- Skybolt. Art by Paco Medina.

Publication information
- Publisher: Marvel Comics
- First appearance: New X-Men #126 (July 2002)
- Created by: Grant Morrison Frank Quitely

In-story information
- Alter ego: Vincent "Vin" Stewart
- Team affiliations: New Warriors Xavier Institute Omega Gang
- Notable aliases: Skybolt
- Abilities: Uses weaponry and flight pack derived from the designs of the Beetle Depowered, formerly: Heat generation

= Redneck (comics) =

Vincent Stewart, codenamed Redneck and later Skybolt is a fictional mutant character appearing in American comic books published by Marvel Comics.

==Publication history==
His first appearance was in New X-Men #126 by Grant Morrison and Frank Quitely.

==Fictional character biography==
Vincent Stewart, also known as Redneck, is a mutant from Arkansas who experienced anti-mutant violence firsthand before becoming a student at the Xavier Institute. Sometime after, Redneck joins Quentin Quire's gang of mutants, dubbed the Omega Gang.
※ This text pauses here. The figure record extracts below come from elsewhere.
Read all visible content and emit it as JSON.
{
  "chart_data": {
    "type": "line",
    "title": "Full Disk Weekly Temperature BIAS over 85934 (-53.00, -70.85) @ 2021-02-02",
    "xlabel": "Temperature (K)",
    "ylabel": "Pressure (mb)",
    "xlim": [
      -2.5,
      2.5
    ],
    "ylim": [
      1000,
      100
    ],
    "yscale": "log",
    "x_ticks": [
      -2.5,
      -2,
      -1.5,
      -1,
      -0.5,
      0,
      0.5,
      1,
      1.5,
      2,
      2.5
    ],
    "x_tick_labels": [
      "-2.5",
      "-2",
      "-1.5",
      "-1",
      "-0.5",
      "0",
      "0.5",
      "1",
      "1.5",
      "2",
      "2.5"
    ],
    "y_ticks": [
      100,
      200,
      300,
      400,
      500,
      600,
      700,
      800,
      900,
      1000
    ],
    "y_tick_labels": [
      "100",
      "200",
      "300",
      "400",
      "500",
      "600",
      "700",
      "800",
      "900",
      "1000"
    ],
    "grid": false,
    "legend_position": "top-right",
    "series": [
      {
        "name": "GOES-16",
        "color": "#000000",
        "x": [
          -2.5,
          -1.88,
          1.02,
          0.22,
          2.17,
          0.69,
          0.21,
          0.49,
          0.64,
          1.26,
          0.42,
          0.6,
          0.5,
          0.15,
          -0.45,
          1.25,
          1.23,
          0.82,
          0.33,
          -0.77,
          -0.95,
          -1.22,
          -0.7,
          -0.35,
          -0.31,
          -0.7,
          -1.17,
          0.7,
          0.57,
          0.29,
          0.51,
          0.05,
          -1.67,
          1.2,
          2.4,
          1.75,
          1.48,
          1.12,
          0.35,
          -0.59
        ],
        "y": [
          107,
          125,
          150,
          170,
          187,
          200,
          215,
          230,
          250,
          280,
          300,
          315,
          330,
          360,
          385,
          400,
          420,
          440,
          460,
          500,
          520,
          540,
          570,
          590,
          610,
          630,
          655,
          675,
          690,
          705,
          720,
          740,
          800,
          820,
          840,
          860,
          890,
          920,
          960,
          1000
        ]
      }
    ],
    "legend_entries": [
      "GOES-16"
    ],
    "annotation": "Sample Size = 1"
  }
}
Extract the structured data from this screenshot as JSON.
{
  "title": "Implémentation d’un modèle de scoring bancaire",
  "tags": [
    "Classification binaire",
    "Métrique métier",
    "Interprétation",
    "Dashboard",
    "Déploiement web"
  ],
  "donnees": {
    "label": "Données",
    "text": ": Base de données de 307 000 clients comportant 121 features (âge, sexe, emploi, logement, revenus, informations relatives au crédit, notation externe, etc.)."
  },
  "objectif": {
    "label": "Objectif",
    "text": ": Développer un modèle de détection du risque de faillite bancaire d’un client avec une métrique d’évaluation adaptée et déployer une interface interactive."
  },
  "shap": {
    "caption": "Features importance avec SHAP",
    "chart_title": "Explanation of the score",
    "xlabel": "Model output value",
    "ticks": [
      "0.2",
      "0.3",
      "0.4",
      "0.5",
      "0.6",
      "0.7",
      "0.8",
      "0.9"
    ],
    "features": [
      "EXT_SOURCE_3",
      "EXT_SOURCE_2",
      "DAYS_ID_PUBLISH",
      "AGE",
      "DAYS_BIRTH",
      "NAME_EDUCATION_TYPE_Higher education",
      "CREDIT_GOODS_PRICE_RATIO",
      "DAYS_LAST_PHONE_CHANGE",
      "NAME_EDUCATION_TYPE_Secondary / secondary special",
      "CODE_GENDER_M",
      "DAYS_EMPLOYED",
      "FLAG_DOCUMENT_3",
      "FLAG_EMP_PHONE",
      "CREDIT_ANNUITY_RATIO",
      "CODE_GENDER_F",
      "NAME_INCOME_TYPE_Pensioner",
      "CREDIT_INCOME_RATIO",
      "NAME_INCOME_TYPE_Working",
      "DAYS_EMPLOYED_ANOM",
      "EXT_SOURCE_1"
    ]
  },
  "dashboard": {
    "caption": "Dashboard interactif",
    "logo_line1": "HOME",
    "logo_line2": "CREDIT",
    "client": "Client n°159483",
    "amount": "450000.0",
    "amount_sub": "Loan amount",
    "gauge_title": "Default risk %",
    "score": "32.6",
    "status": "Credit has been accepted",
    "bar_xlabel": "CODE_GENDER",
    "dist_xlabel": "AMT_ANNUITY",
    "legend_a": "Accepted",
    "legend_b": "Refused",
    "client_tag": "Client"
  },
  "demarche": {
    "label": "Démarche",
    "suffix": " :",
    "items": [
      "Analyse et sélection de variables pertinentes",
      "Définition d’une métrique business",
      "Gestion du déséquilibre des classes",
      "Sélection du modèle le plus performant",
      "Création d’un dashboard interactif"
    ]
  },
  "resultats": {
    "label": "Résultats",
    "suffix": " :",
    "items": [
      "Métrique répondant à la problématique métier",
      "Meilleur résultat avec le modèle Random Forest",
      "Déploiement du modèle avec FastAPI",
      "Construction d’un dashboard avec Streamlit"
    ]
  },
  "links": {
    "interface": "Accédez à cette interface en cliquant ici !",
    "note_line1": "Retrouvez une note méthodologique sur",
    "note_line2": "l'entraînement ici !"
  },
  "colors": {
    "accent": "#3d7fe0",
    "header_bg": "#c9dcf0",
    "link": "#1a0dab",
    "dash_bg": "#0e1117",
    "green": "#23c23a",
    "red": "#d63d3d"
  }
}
The Omega Gang attack a small group of humans to avenge the death of mutant fashion designer Jumbo Carnation.

After he and the Omega Gang start a riot at the Xavier Institute, Redneck is sent to prison and sentenced to charity work overseas after he is released.

Redneck loses his powers after the events of M-Day along with countless other mutants. He is offered membership in the New Warriors under the name Skybolt, utilizing a flight suit and weaponry based on the designs of the Beetle and the Turbo suit to replace his lost powers. Skybolt is later killed along with Ripcord.

==Powers and abilities==
Using a suit and weapons derived from technology used by the Beetle and Turbo, Skybolt can fly and fire an array of both lethal and non-lethal projectiles from his wrist-mounted gauntlets. He is also armored in an osmium alloy, making him durable enough to act as a human battering ram.

Before losing his mutant powers, Redneck had the superhuman ability to generate intense heat from his hands.